Long Covid, symptoms one year after intensive care

Physical, mental, cognitive symptoms. Up to a year after the intensive care nightmare. It happens to 75% of Covid survivors who have been in these wards for the sick in very serious conditions. The figure emerges from a study published in the journal ‘Jama’, in which the long-term health problems of a group of patients treated in the intensive care units in the Netherlands were examined. The Monitor-Ic plan, this is the name of the large-scale study led by Radboud University Medical Center, is to monitor the health status of Covid ‘survivor’ patients with questionnaires for up to 5 years after admission to intensive care. The work is based on the experience of 246 former Covid patients (176 men and 70 women) who needed intensive care.

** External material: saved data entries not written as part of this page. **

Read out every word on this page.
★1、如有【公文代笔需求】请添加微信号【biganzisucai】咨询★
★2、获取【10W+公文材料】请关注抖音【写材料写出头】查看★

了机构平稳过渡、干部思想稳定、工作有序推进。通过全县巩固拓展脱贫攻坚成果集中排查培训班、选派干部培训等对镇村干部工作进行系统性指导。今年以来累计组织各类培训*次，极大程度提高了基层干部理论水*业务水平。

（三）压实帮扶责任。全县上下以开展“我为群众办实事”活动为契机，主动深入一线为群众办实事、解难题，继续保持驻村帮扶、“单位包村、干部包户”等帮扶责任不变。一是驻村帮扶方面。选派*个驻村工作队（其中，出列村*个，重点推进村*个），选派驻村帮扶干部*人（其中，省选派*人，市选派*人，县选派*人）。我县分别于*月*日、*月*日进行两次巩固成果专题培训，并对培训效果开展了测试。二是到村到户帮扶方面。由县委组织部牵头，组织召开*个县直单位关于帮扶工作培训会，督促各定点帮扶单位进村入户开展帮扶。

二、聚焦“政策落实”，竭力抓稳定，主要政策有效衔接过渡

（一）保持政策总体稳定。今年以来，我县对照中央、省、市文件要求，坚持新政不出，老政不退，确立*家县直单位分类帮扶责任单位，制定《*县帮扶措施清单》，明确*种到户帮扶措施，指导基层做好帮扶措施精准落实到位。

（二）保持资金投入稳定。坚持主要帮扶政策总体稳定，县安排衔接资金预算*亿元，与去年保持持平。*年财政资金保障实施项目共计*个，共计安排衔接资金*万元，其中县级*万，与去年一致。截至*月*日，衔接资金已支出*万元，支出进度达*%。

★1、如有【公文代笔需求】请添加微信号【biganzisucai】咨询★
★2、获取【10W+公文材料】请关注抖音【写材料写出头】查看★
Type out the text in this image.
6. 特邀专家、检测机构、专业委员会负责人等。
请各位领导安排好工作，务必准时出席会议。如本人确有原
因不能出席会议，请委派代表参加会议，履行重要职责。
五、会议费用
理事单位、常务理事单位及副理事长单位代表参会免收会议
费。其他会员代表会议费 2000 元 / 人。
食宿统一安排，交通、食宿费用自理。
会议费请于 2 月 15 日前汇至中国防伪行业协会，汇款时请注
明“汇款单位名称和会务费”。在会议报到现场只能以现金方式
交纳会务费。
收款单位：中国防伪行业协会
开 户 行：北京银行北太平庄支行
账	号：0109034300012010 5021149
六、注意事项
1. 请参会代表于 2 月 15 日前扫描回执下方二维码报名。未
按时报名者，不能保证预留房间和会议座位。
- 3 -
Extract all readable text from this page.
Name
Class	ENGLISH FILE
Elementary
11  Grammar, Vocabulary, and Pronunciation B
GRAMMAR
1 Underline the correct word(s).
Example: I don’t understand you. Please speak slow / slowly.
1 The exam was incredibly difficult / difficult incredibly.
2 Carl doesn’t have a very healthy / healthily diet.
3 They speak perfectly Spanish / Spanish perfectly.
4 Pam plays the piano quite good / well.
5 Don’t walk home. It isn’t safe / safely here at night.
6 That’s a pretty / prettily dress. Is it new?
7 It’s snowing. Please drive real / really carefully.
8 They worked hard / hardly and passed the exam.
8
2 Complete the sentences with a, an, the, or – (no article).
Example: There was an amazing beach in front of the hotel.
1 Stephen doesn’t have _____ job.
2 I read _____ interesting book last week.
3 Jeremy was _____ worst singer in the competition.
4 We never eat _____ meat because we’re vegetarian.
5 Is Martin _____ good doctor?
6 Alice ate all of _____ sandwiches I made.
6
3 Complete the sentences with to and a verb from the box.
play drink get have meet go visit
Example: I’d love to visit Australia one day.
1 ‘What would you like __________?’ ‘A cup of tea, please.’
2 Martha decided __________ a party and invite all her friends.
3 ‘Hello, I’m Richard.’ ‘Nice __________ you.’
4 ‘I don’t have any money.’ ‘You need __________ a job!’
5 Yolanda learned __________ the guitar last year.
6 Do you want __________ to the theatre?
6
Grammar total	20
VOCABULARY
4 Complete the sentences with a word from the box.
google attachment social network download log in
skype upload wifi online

Average age: 61 years, all hospitalized during the first pandemic wave, between March and July 2020. Result: the questionnaires show that three quarters of patients experienced symptoms one year after intensive care. Mainly physical problems, and in fact half of them experience feelings of fatigue. Other physical difficulties mentioned are: decreased functions, pain, muscle weakness, shortness of breath. Some mental symptoms are also common: one in five ICU survivors experience anxiety or post-traumatic stress; one in 6 have cognitive problems such as memory or attention difficulties. All conditions that “negatively affect the daily life of former patients”, explain the experts. Over half report having problems at work due to these health situations. Survivors needed to reduce working hours; some are still on sick leave or have even given up their profession. It is a cross-section that “shows the incredible impact that an intensive care hospitalization has on the lives of former Covid patients – concludes the principal researcher of the study, Marieke Zegers (Radboud University Medical Center) – Even after a year, half of these people she is tired or suffers from lack of energy to resume her daily life before the virus.